Even in the big cities, it’s hard to find a side walk that would be suitable for rolling, and almost every building has a half dozen steps to the front door. For most of China’s physically disabled people, I would imagine it is difficult to even leave their home, since buildings with less than 8 floors typically do not have elevators. This also includes schools and practically every government building. Not only are there few programs for physical rehabilitation, but they literally can’t even access the public education they are entitled to.
One of my neighbors here in Nanjing seems to have limited mobility due to her age, and the only choice for her family is to carry her and then her wheelchair up to the fourth floor. It must be tiring and frustrating for her family that there is no easier way. I also once saw an elderly man carried across a busy street by a stranger, it was touching, awkward, and more than a little confusing for everyone involved.

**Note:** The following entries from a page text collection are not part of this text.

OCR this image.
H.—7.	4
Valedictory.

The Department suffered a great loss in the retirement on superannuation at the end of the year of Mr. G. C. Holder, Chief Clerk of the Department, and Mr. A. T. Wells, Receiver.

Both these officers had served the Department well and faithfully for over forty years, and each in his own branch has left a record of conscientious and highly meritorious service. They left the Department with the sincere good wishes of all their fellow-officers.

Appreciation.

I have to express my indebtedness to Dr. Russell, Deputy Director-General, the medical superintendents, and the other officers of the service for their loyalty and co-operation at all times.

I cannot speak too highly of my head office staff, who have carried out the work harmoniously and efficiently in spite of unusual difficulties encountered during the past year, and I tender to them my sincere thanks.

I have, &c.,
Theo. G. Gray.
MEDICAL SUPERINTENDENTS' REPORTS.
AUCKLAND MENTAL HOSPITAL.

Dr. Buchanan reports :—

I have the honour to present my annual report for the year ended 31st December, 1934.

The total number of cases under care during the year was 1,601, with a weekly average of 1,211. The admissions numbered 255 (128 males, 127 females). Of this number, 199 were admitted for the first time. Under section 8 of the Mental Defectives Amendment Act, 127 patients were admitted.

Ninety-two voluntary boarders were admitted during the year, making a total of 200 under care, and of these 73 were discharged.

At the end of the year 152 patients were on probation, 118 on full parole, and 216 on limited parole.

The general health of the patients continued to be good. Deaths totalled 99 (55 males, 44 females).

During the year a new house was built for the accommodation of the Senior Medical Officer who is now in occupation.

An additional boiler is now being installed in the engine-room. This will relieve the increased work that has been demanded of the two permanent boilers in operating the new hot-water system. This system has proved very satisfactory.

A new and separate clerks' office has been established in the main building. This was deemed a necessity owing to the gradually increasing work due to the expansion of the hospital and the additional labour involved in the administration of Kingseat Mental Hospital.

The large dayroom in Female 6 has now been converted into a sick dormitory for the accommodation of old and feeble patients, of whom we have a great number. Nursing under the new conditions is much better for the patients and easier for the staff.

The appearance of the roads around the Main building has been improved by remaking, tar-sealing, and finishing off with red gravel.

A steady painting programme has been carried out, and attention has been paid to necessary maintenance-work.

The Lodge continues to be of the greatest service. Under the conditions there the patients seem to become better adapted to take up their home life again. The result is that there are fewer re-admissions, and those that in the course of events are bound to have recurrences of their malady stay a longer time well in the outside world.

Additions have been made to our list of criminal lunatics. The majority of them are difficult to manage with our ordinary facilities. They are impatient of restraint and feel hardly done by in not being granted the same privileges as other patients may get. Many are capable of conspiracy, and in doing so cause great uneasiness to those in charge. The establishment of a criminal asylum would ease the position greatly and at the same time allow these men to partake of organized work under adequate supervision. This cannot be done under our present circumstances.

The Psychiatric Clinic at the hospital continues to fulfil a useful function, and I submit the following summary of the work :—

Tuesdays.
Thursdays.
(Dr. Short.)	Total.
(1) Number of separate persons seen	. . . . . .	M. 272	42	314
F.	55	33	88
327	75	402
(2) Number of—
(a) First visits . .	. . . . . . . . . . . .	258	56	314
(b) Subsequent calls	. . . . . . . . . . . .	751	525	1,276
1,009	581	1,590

At the moment, the only physical disabled people that most Chinese people are familiar with are the beggars who wait next to bus stops and subway stations. Often they display their amputation site, or sit with their broken legs on small sleds with wheels. They are stripped of their dignity because of their impairments, and at the same time it is the lack of respect for these people that keep them from holding more honorable positions.
Slowly though, China is starting to build more facilities for these individuals. Many of Beijing’s new subway stations have elevators, and just today I saw that one station had been retrofitted with a stairway lift. As more and more handicapped people are able to leave their homes and show that they can also be productive members of society (and contribute to their families wealth) I think their position in society could improve rapidly.
The big set back is that China has built tens of thousands of new buildings in the last 20 years, without any standards for accessibility. I hope that very soon this will become a priority for the gov’t, because at the moment children with physical handicaps are still seen as such a burden on the family that some would rather have them aborted (read my post, A fight at the hospital).